Selon les recherches, le pendentif en ivoire est décoré d’un motif d’au moins 50 trous, créant une courbe circulaire irrégulière. La datation au radiocarbone de l’ornement suggère un âge de 41 500 ans – ce qui en fait le plus ancien objet moucheté connu à ce jour dans la région, précédant les autres découvertes de ce type d’activité de décoration de près de 2 000 ans. Cela étend nos connaissances actuelles sur la chronologie de l’apparition des objets décoratifs par Homo sapiens en Eurasie.

« Déterminer l’âge exact de ce joyau était essentiel pour son attribution culturelle, et nous sommes ravis du résultat. Ce travail démontre que l’utilisation des dernières avancées méthodologiques en radiocarbone nous permet de minimiser la quantité d’échantillonnage et d’obtenir des dates très précises avec une très petite plage d’erreur », a déclaré Sahra Talamo, auteur principal de l’étude et directrice du laboratoire de radiocarbone BRAVHO, de le Département de chimie de l’Université de Bologne, Italie.
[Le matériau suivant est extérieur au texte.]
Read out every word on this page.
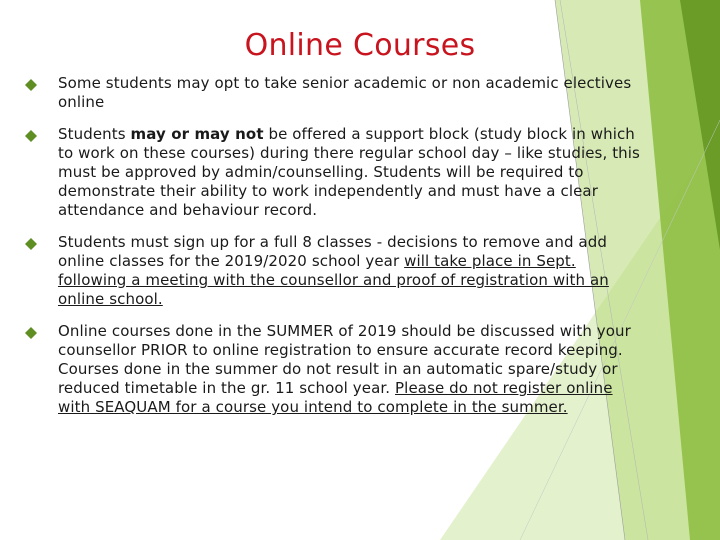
Online Courses
Some students may opt to take senior academic or non academic electives online
Students may or may not be offered a support block (study block in which to work on these courses) during there regular school day – like studies, this must be approved by admin/counselling. Students will be required to demonstrate their ability to work independently and must have a clear attendance and behaviour record.
Students must sign up for a full 8 classes - decisions to remove and add online classes for the 2019/2020 school year will take place in Sept. following a meeting with the counsellor and proof of registration with an online school.
Online courses done in the SUMMER of 2019 should be discussed with your counsellor PRIOR to online registration to ensure accurate record keeping. Courses done in the summer do not result in an automatic spare/study or reduced timetable in the gr. 11 school year. Please do not register online with SEAQUAM for a course you intend to complete in the summer.
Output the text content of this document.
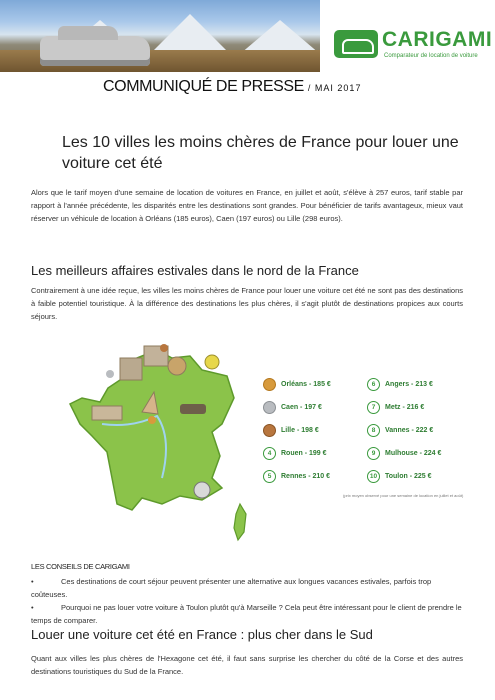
CARIGAMI
Comparateur de location de voiture
COMMUNIQUÉ DE PRESSE / MAI 2017
Les 10 villes les moins chères de France pour louer une voiture cet été
Alors que le tarif moyen d'une semaine de location de voitures en France, en juillet et août, s'élève à 257 euros, tarif stable par rapport à l'année précédente, les disparités entre les destinations sont grandes. Pour bénéficier de tarifs avantageux, mieux vaut réserver un véhicule de location à Orléans (185 euros), Caen (197 euros) ou Lille (298 euros).
Les meilleurs affaires estivales dans le nord de la France
Contrairement à une idée reçue, les villes les moins chères de France pour louer une voiture cet été ne sont pas des destinations à faible potentiel touristique. À la différence des destinations les plus chères, il s'agit plutôt de destinations propices aux courts séjours.
Orléans - 185 €
Caen - 197 €
Lille - 198 €
4	Rouen - 199 €
5	Rennes - 210 €
6	Angers - 213 €
7	Metz - 216 €
8	Vannes - 222 €
9	Mulhouse - 224 €
10	Toulon - 225 €
(prix moyen observé pour une semaine de location en juillet et août)
LES CONSEILS DE CARIGAMI
•	Ces destinations de court séjour peuvent présenter une alternative aux longues vacances estivales, parfois trop coûteuses.
•	Pourquoi ne pas louer votre voiture à Toulon plutôt qu'à Marseille ? Cela peut être intéressant pour le client de prendre le temps de comparer.
Louer une voiture cet été en France : plus cher dans le Sud
Quant aux villes les plus chères de l'Hexagone cet été, il faut sans surprise les chercher du côté de la Corse et des autres destinations touristiques du Sud de la France.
A côté du pendentif, une sorte de perceur d’os a également été trouvé. « Si nous voulons résoudre sérieusement le débat sur le moment où l’art du meuble a émergé dans les groupes paléolithiques, nous devons dater ces ornements au radiocarbone, en particulier ceux trouvés lors de travaux de terrain antérieurs ou dans des séquences stratigraphiques complexes », a-t-il expliqué.

Le pendentif trouve en Pologne est le plus ancien echantillon.webp

Reconstitution du pendentif de la grotte de Stajnia. Images du pendentif virtuellement reconstitué et microphotographies documentant la technologie utilisée pour le fabriquer : plusieurs exemples de trous (A , C – E) et de traits de lissage (B , G). Une coupe longitudinale à travers les perforations est illustrée en (B). La barre d’échelle est de 1 cm. Crédit : Creative Commons Attribution 4.0

D’autres techniques utilisées dans l’étude du pendentif et du poinçon, en plus de la datation au radiocarbone, étaient des méthodologies numériques basées sur des balayages microtomographiques des objets. « Grâce à des techniques de modélisation 3D, les découvertes ont été virtuellement reconstituées et le pendentif dûment restauré, permettant des mesures détaillées et étayant la description des décorations », a révélé Stefano Benazzi, directeur du laboratoire d’ostéoarchéologie et de paléoanthropologie du département du patrimoine culturel de l’université de Bologne, co-auteur de la recherche.

Discovery apporte de nouvelles informations sur la présence d’Homo sapiens en Pologne

Selon l’article scientifique, l’ornement personnel a été découvert en 2010, parmi des ossements d’animaux et des outils en pierre du Paléolithique supérieur, lors d’un travail de terrain dirigé par le co-auteur Mikołaj Urbanowski, archéologue à l’Institut d’histoire et de relations internationales de l’Université de Szczecin. , Pologne.

« Ce joyau montre la grande créativité et l’artisanat extraordinaire des membres du groupe Homo sapiens qui ont occupé le site. L’épaisseur de la plaque est d’environ 3,7 millimètres, ce qui montre une précision surprenante dans l’entaillage des trous et dans les deux trous pour l’utiliser », a déclaré Wioletta Nowaczewska, co-auteur de l’étude, paléoanthropologue à l’Université de Wroclaw.

Dans les études sur la première expansion de l’Homo sapiens en Europe, le territoire de la Pologne est souvent exclu, suggérant qu’il est resté désert pendant plusieurs millénaires après la mort des Néandertaliens. « L’âge du pendentif en ivoire et du foret en os trouvés dans la grotte de Stajnia démontre enfin que la dispersion de l’Homo sapiens en Pologne s’est déjà produite en Europe centrale et occidentale. Ce résultat remarquable changera la perspective de l’adaptabilité de ces premiers groupes d’humains et remettra en question le modèle monocentrique de diffusion de l’innovation artistique à l’époque aurignacienne », a déclaré le co-auteur Andrea Picin, archéologue à l’Institut Max Planck d’anthropologie évolutive de Leipzig. , expert en paléolithique.

Des analyses plus détaillées des découvertes de la grotte de Stajnia et d’autres sites en Pologne sont en cours et promettent de fournir de plus amples informations sur les stratégies de production d’ornements personnels dans le centre-ouest de l’Europe.

Avez-vous regardé nos nouvelles vidéos YouTube ? Abonnez-vous à notre chaîne.